The deal was said to involve multiple bidders and a price tag that neared $10 million, though some sources place the final tally at nearly twice that figure. Sony eyed the venture as a way to fortify its efforts in the Urban realm, say insiders, viewing HLG as a forward-thinking, hip-hop-centric, youth-oriented hub with a significant social media footprint thanks to a stable of influencer talent.
Whispers of an impending deal had been floated for some time as TLG artist Dominic Fike was reported to be signing with Sony, which Variety has confirmed. That deal is said to be in the $3 million range and involved what was described as a highly contentious bidding war. Among the suitors were Universal Music’s Republic Records and Interscope, WBR sister label Atlantic Records as well as RCA and Epic.
It’s unclear where Fike will land within the Sony system, though Columbia, run by Ron Perry, is the most likely candidate. RCA’s chief executive is Peter Edge and Epic’s is president Sylvia Rhone. Rob Stringer serves as CEO of Sony Music.
It is also anticipated that Pump will head over to a Sony Music label once his contractual obligations to Warner Bros. Records are fulfilled and following a post-release hold of at least six months. The rapper, whose hit “Gucci Gang” currently boasts more than 760 million views on YouTube and 413 million plays on Spotify, has been closely watched by the industry, not just because he broke out of SoundCloud virtually overnight, but also due to his public contract renegotiation with WBR. Pump, whose real name is Gazzy García, was a minor when he signed with the label, which his attorney John Branca of Ziffren Brittenham argued left him open to competing offers. (Pump turns 18 on Aug. 17.)

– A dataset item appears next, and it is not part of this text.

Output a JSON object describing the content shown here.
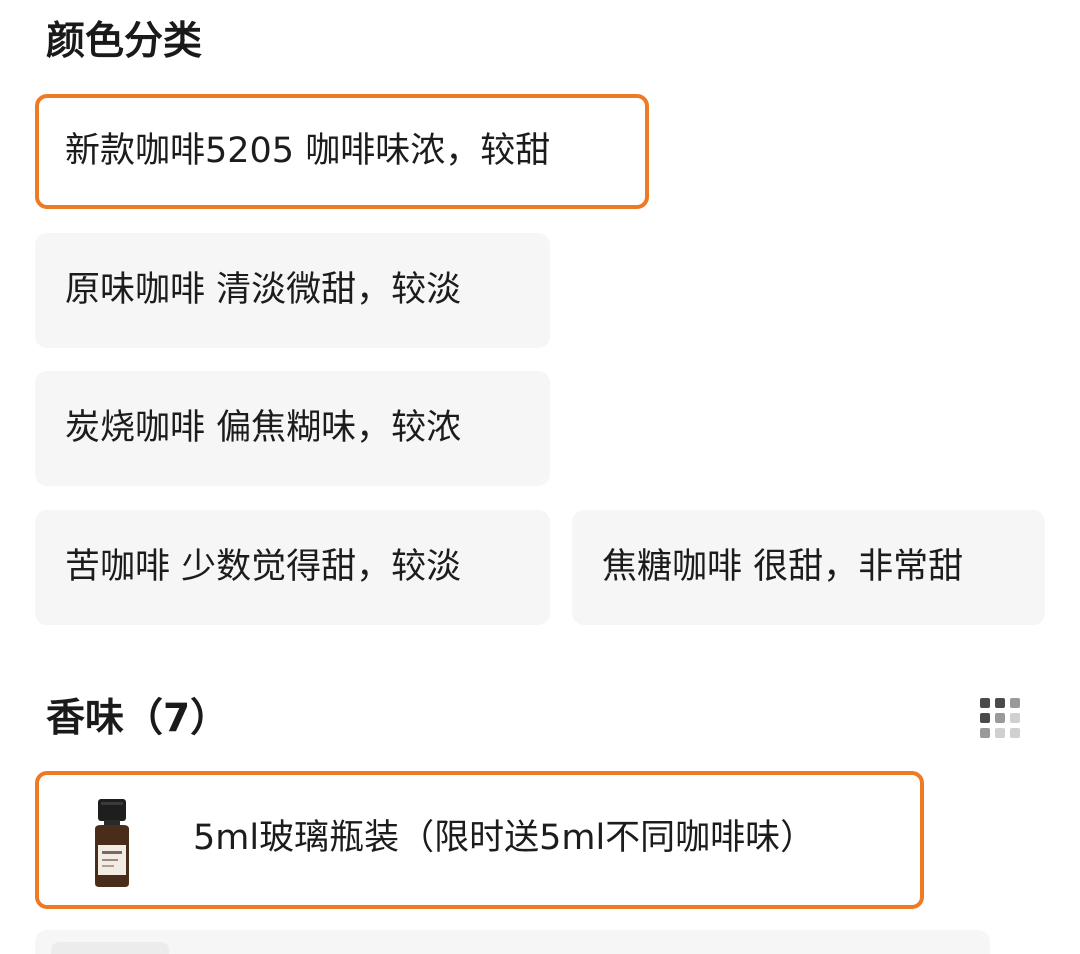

Warners’ winning bid turned out to be a reported $8 million for a one-project deal. Warner Bros. announced Pump’s re-signing in March, marking the first major move for the new leadership regime at the label. Co-chairman/COO Tom Corson officially took the helm in January after several successful years at RCA; co-chairman/CEO Aaron Bay-Schuck remains under contract to Interscope until September. Tha Lights Global signed a joint venture deal with Warner Bros. in early 2017 that was shepherded by then WBR chairman Cameron Strang.
Battle is a native of South Florida who launched TLG as a full-service entertainment company encompassing a record label, music publishing, management and touring divisions. His “one-stop shop for a new generation of social media-driven music stars” is also home to Detroit rappers Zay Hilfigerr and Zayion McCall, whose viral hit “Juju on That Beat” landed the duo a label deal with Atlantic Records.
Modeling TLG after multi-leveled concerns like Jay-Z’s Roc Nation, Sean Combs’ Bad Boy or the Williams brothers’ Cash Money, according to its website, Dooney told Variety in January, “We can be more nimble than a major label. When we work a record, we have the analytics to back it up. We know six months before whether something is going to be the biggest record in the country.”
Fike, who hails from Naples, Florida and is relatively new to the scene, boasts a modest social following. But as Interscope Geffen A&M chairman John Janick recently told Variety, deals for budding rappers are more competitive than ever.
Fike is represented by Javier Sang, AKA Jay from World Star, Stan “The Man” Gabart, David Fernandez and Daniel Alvarez of Almost-Nothing.
When reached by Variety, reps for Sony Music and Tha Lights Global had no comment.